1.14. Die Behörde unterließ es, den BF im Hinblick auf die vorgelegte Heiratsurkunde und den Meldezettel der gemeinsamen Ehewohnung zum Verdacht einer Scheinehe zu befragen. Sie legte der Abschiebung vielmehr einen alten Aktenvermerk für Zulässigkeit der Abschiebung vom 12.09.2017 zugrunde, in dem festgehalten wird, dass kein Abschiebungshindernis auf Grund von Art. 8 EMRK vorliege.

1.15. Gegen die Festnahme, die Anhaltung und Abschiebung erhob der BF am 17.12.2019 Beschwerde und begründete diese damit, dass er mit einer rumänischen Staatsbürgerin verheiratet sei und einen Antrag auf eine Aufenthaltsbewilligung aus berücksichtigungswürdigen Gründen gestellt habe.

1.16. Der BF vereitelte am 19.12.2018 seine Abschiebung nach Algerien indem er in einem Gespräch mit dem Kapitän des Luftfahrzeuges unter Hinweis auf seine Familie in Österreich äußerte, nicht fliegen zu wollen. In der Folge verweigerte der Kapitän die Mitnahme des BF. Die begleitete Abschiebung musste abgebrochen werden.
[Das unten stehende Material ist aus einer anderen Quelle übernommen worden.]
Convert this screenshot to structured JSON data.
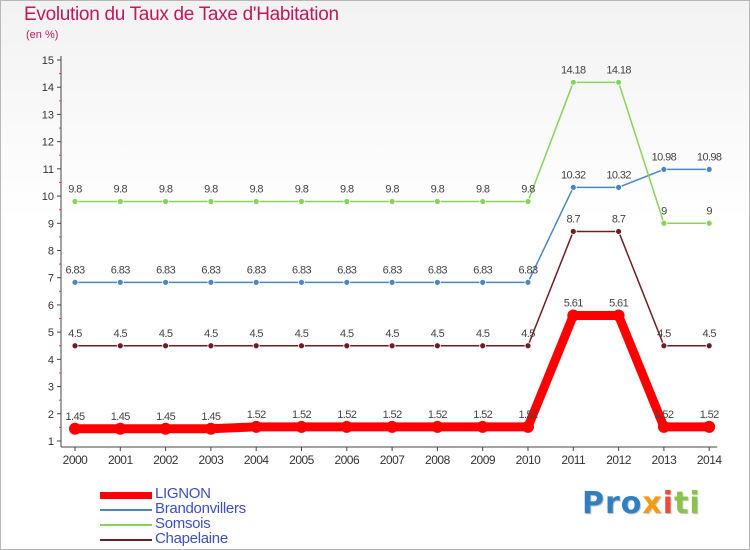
{
  "title": "Evolution du Taux de Taxe d'Habitation",
  "unit": "(en %)",
  "logo": {
    "p1": "Pro",
    "p2": "x",
    "p3": "i",
    "p4": "ti"
  },
  "chart_data": {
    "type": "line",
    "title": "Evolution du Taux de Taxe d'Habitation",
    "ylabel": "(en %)",
    "x": [
      "2000",
      "2001",
      "2002",
      "2003",
      "2004",
      "2005",
      "2006",
      "2007",
      "2008",
      "2009",
      "2010",
      "2011",
      "2012",
      "2013",
      "2014"
    ],
    "ylim": [
      1,
      15
    ],
    "yticks": [
      1,
      2,
      3,
      4,
      5,
      6,
      7,
      8,
      9,
      10,
      11,
      12,
      13,
      14,
      15
    ],
    "grid": false,
    "legend_position": "bottom-left",
    "series": [
      {
        "name": "LIGNON",
        "color": "#ff0000",
        "bold": true,
        "values": [
          1.45,
          1.45,
          1.45,
          1.45,
          1.52,
          1.52,
          1.52,
          1.52,
          1.52,
          1.52,
          1.52,
          5.61,
          5.61,
          1.52,
          1.52
        ],
        "labels": [
          "1.45",
          "1.45",
          "1.45",
          "1.45",
          "1.52",
          "1.52",
          "1.52",
          "1.52",
          "1.52",
          "1.52",
          "1.52",
          "5.61",
          "5.61",
          "1.52",
          "1.52"
        ]
      },
      {
        "name": "Brandonvillers",
        "color": "#4a86c5",
        "values": [
          6.83,
          6.83,
          6.83,
          6.83,
          6.83,
          6.83,
          6.83,
          6.83,
          6.83,
          6.83,
          6.83,
          10.32,
          10.32,
          10.98,
          10.98
        ],
        "labels": [
          "6.83",
          "6.83",
          "6.83",
          "6.83",
          "6.83",
          "6.83",
          "6.83",
          "6.83",
          "6.83",
          "6.83",
          "6.83",
          "10.32",
          "10.32",
          "10.98",
          "10.98"
        ]
      },
      {
        "name": "Somsois",
        "color": "#86d45a",
        "values": [
          9.8,
          9.8,
          9.8,
          9.8,
          9.8,
          9.8,
          9.8,
          9.8,
          9.8,
          9.8,
          9.8,
          14.18,
          14.18,
          9,
          9
        ],
        "labels": [
          "9.8",
          "9.8",
          "9.8",
          "9.8",
          "9.8",
          "9.8",
          "9.8",
          "9.8",
          "9.8",
          "9.8",
          "9.8",
          "14.18",
          "14.18",
          "9",
          "9"
        ]
      },
      {
        "name": "Chapelaine",
        "color": "#6b1f24",
        "values": [
          4.5,
          4.5,
          4.5,
          4.5,
          4.5,
          4.5,
          4.5,
          4.5,
          4.5,
          4.5,
          4.5,
          8.7,
          8.7,
          4.5,
          4.5
        ],
        "labels": [
          "4.5",
          "4.5",
          "4.5",
          "4.5",
          "4.5",
          "4.5",
          "4.5",
          "4.5",
          "4.5",
          "4.5",
          "4.5",
          "8.7",
          "8.7",
          "4.5",
          "4.5"
        ]
      }
    ]
  }
}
1.17. In der Folge wurde dem BF Gelegenheit gegeben, binnen einem Tag zur beabsichtigten Verhängung der Schubhaft schriftlich Stellung zu nehmen, wobei der BF angab, mit seiner Ehegattin an deren konkret angegebenen Meldeadresse gemeinsam zu wohnen und von ihr erhalten zu werden. Er gab an, auch weiterhin gemeinsam mit seiner Ehegattin zu sein.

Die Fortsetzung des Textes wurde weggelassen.